Acting on a long-pending suggestion made by broadcast regulator TRAI, the government on Friday barred the entry of any government or related departments/entities in broadcasting or distribution businesses, putting a question mark over the functioning of some companies in the country.
“ln view of (the) recommendations of TRAI, the judgement of the Supreme Court and the legal opinion given by the Ministry of Law and Justice …no central government ministries/departments, State/UT governments and related entities should enter into the business of broadcasting/distribution of broadcasting,” the Ministry of Information and Broadcasting said in an advisory.
However, because many government organisations at the federal and State level do broadcast educational programming, such operations will now have to be done through public broadcaster Prasar Bharati that manages Doordarshan and All India Radio.
“Till the engagement with Prasar Bharati gets in place, it needs to be ensured that uninterrupted viewing of such ongoing education channels and other scheduled programmes are carried on smoothly,” MIB clarified.
The Telecom Regulatory Authority of India (TRAI) had made several recommendations on ‘Issues relating to entry of certain entities into broadcasting and distribution activities’ in 2008, 2012 and 2015 where it had dwelt at length on why government organisations should be kept away from the broadcasting or the video distribution business, stating the demand for either a “concurrent or an exclusive power to the States with respect to broadcasting cannot be supported”.
For example, in its recommendations, dated December 28, 2012, TRAI had recommended: “The Central Government ministries and departments, Central Government owned companies, Central Government undertakings, joint ventures of the Central Government and the private sector and Central Government funded entities should not be allowed to enter into the business of broadcasting and/or distribution of TV channels.
“The Authority recommends that State Government departments, State Government owned companies, State Government undertakings, joint ventures of the State Government and the private sector and State Government funded entities should not be allowed to enter into the business of broadcasting and/or distribution of TV channels.”
The Friday MIB advisory, which said the whole switchover exercise will have to be completed by December 31, 2023, pointed out, “ln case ministries of Central Government, State/UT Government and entities related to them are already distributing the broadcasting content, they will be required to extract themselves from the distribution activities.”
This order puts a question mark on the operation of several TV channels and MSO business because of their indirect and direct relationship to the federal or State governments. For instance, the fate of MSO Arasu in Tamil Nadu gets into the grey zone as it is a State government-controlled entity.
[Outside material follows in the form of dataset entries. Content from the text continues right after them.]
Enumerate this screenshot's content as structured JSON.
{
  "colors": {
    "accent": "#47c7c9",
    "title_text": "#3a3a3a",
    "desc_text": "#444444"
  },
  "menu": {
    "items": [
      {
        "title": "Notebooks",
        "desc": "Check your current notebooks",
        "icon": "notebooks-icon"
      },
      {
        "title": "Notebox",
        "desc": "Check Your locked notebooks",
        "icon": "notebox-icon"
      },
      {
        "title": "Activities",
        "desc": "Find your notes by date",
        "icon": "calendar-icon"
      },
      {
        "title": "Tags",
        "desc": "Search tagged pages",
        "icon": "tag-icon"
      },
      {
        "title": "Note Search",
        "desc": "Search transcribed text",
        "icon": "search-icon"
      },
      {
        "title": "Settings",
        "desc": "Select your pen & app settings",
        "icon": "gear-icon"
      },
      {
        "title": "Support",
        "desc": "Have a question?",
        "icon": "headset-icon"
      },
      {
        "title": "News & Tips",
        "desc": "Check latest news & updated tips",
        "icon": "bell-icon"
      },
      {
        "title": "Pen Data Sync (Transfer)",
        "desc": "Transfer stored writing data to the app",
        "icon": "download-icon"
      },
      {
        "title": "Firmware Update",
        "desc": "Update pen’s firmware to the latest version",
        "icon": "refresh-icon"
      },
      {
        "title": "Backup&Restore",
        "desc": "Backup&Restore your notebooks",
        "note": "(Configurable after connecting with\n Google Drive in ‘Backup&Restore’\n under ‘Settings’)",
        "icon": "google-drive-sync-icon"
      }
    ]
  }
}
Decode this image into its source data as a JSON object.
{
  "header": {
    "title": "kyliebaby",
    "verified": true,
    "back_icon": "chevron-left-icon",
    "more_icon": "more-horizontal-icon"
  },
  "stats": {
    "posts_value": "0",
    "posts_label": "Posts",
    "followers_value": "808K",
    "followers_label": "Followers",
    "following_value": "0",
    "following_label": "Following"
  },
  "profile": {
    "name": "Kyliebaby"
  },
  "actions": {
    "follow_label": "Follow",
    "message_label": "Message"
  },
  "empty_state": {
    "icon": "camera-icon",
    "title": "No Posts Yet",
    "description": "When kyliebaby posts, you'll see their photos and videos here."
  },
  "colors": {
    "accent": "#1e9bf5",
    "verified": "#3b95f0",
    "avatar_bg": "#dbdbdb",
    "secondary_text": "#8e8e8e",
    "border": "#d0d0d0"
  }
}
Tamil Nadu Arasu Cable TV Corporation Limited was incorporated with an objective to provide high quality cable TV signals to the public at an affordable cost. The service provided by the TACTV Corporation is a welfare step taken by the State Government in the interest of the public and cable TV operators, the Arasu website claims, admitting that the MIB has only granted it provisional registration as an MSO.
Meanwhile, MIB added that as per existing policy guidelines for setting up community radio in India, government universities, colleges, schools, Krishi Vigyan Kendras, Central/State universities, including autonomous bodies and agricultural universities, will continue to be eligible for setting up community radio stations.